Ketua Umum DPP GMNI Arjuna Putra Aldino berpendapat naiknya tensi politik di Timur Tengah, terutama berkaitan dengan konflik Amerika Serikat dan Iran bisa mempengaruhi naiknya harga minyak karena Timur Tengah.

Arjuna mengatakan, secara geo-ekonomi merupakan daerah sumber minyak. Memanasnya konflik AS dan Iran juga berpotensi berbahaya terhadap arus pasokan minyak mentah dunia.

"Yang perlu diwaspadai adalah dampak konflik ini terhadap harga minyak dunia. Karena konflik berpusat di negara-negara dekat Selat Hormuz. Di selat ini mengalir seperlima pasokan minyak dunia", ujar Arjuna dalam keterangan persnya, Senin (6/1/2020).
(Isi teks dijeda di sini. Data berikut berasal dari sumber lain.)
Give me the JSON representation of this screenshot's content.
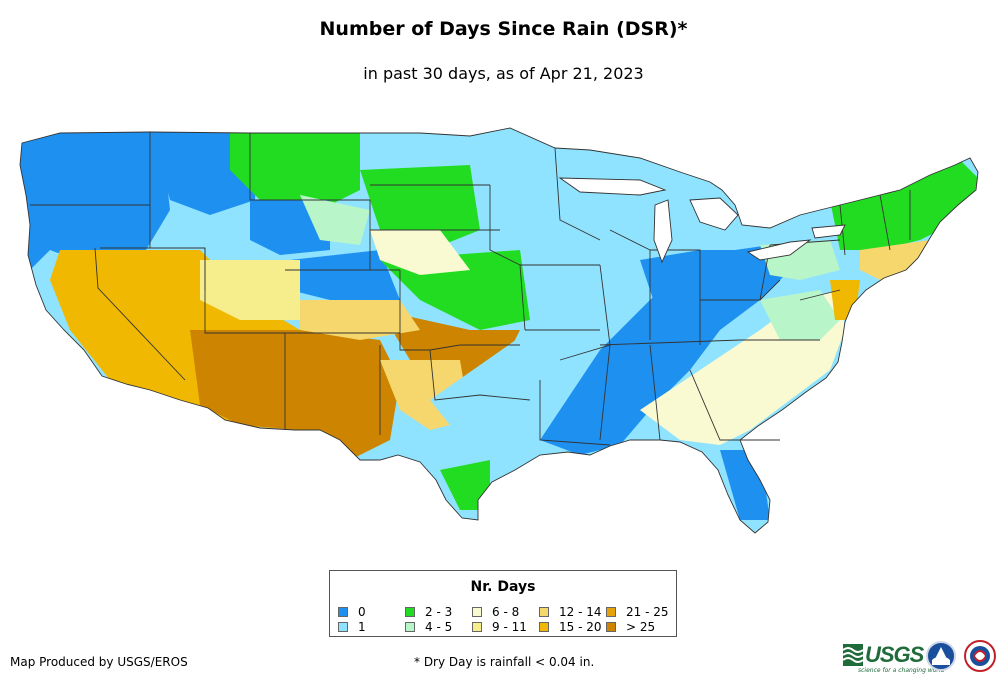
{
  "title": "Number of Days Since Rain (DSR)*",
  "subtitle": "in past 30 days, as of Apr 21, 2023",
  "legend": {
    "title": "Nr. Days",
    "items": [
      {
        "label": "0",
        "color": "#1e90f0"
      },
      {
        "label": "1",
        "color": "#8fe3ff"
      },
      {
        "label": "2 - 3",
        "color": "#22dc22"
      },
      {
        "label": "4 - 5",
        "color": "#b8f5c8"
      },
      {
        "label": "6 - 8",
        "color": "#fafad2"
      },
      {
        "label": "9 - 11",
        "color": "#f6ee8c"
      },
      {
        "label": "12 - 14",
        "color": "#f5d76e"
      },
      {
        "label": "15 - 20",
        "color": "#f0b800"
      },
      {
        "label": "21 - 25",
        "color": "#e6a20a"
      },
      {
        "label": "> 25",
        "color": "#cd8400"
      }
    ]
  },
  "footer": {
    "credit": "Map Produced by USGS/EROS",
    "note": "* Dry Day is rainfall < 0.04 in."
  },
  "logos": {
    "usgs": "USGS",
    "usgs_tagline": "science for a changing world",
    "noaa": "noaa",
    "nws": "NATIONAL WEATHER SERVICE"
  }
}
Arjuna mengusulkan Pemerintah harus melakukan langkah antisipasi apabila konflik AS dan Iran berpengaruh pada naiknya harga minyak dunia. Sehingga ekses negatif dan kerugian-kerugian sebagai dampak dari konflik ini bisa diminimalisir.

"Sebagai anggota tidak tetap dewan keamanan PBB, Indonesia bisa mendesak kedua belah pihak untuk mengurangi tensi ketegangan", tambah Arjuna

Diketahui, berdasarkan data British Petroleum (BP), produksi minyak Indonesia sebesar 1,18 juta barel per hari sementara konsumsi minyak mencapai 1,21 juta barel per hari. Alhasil, neraca minyak defisit 54 ribu barel per hari. Sepanjang periode 2009-2019 volume impor migas nasional telah meningkat 36,4% menjadi 49,1 juta ton atau rata-rata 3,6% per tahun.
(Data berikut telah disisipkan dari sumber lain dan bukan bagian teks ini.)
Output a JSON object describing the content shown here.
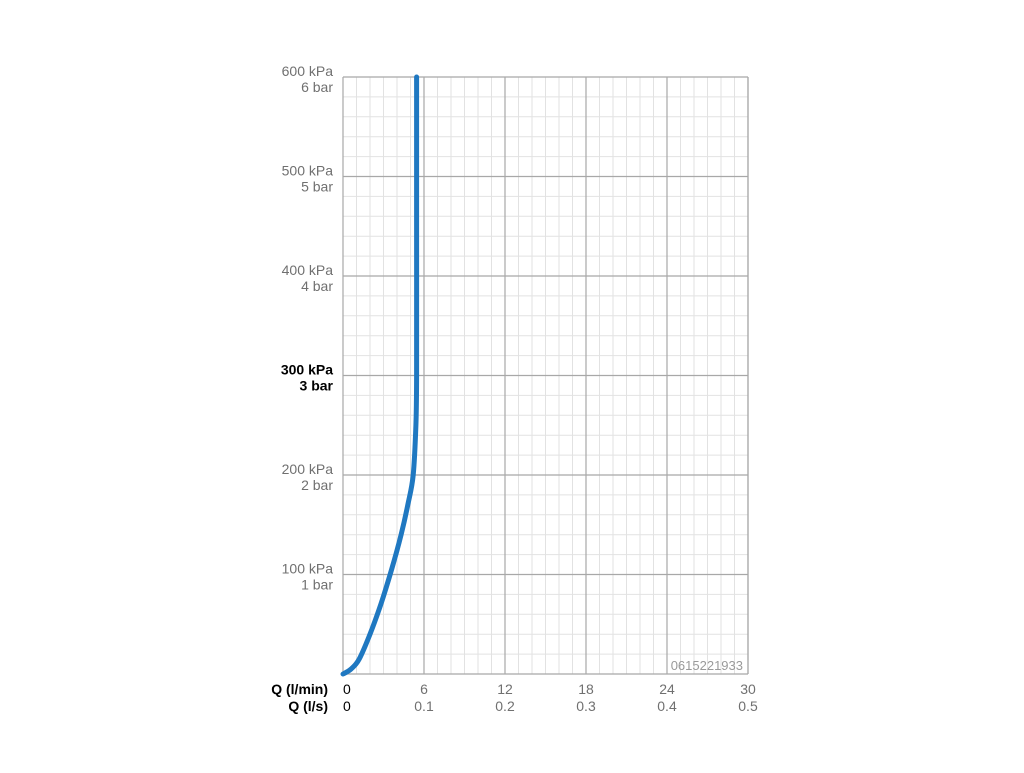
{
  "chart_data": {
    "type": "line",
    "y_ticks": [
      {
        "value": 600,
        "kpa": "600 kPa",
        "bar": "6 bar",
        "bold": false
      },
      {
        "value": 500,
        "kpa": "500 kPa",
        "bar": "5 bar",
        "bold": false
      },
      {
        "value": 400,
        "kpa": "400 kPa",
        "bar": "4 bar",
        "bold": false
      },
      {
        "value": 300,
        "kpa": "300 kPa",
        "bar": "3 bar",
        "bold": true
      },
      {
        "value": 200,
        "kpa": "200 kPa",
        "bar": "2 bar",
        "bold": false
      },
      {
        "value": 100,
        "kpa": "100 kPa",
        "bar": "1 bar",
        "bold": false
      }
    ],
    "x_ticks": [
      {
        "value": 0,
        "lmin": "0",
        "ls": "0"
      },
      {
        "value": 6,
        "lmin": "6",
        "ls": "0.1"
      },
      {
        "value": 12,
        "lmin": "12",
        "ls": "0.2"
      },
      {
        "value": 18,
        "lmin": "18",
        "ls": "0.3"
      },
      {
        "value": 24,
        "lmin": "24",
        "ls": "0.4"
      },
      {
        "value": 30,
        "lmin": "30",
        "ls": "0.5"
      }
    ],
    "x_axis_label_1": "Q (l/min)",
    "x_axis_label_2": "Q (l/s)",
    "xlim": [
      0,
      30
    ],
    "ylim": [
      0,
      600
    ],
    "grid": true,
    "series": [
      {
        "color": "#1f78c1",
        "x": [
          0,
          0.6,
          1.2,
          2.0,
          2.8,
          3.6,
          4.3,
          4.8,
          5.2,
          5.4,
          5.45,
          5.45,
          5.45
        ],
        "y": [
          0,
          5,
          15,
          40,
          70,
          105,
          140,
          170,
          200,
          250,
          300,
          450,
          600
        ]
      }
    ],
    "watermark": "0615221933"
  }
}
Sebagai solusi jangka panjang, Arjuna juga mendorong Pemerintah untuk mengembangkan energi alternatif, terutama energi non-fosil sehingga mengurangi ketergantungan dari impor minyak.

"Pengembangan energi alternatif sudah sangat mendesak. Terutama energi non-fosil. Selain masalah lingkungan, juga mengurangi ketergantungan kita terhadap impor minyak", ungkap Arjuna

Apalagi menurut Arjuna, Indonesia merupakan negara anggota International Energy Agency (IEA) yang memiliki kewajiban mengaplikasikan energi terbarukan yang ramah lingkungan, terjangkau dan rendah emisi karbon.

"Indonesia sudah bergabung dalam International Energy Agency (IEA). Indonesia memiliki kewajiban dan harus berkomitmen mengembangkan energi bersih yang ramah lingkungan dan berkelanjutan"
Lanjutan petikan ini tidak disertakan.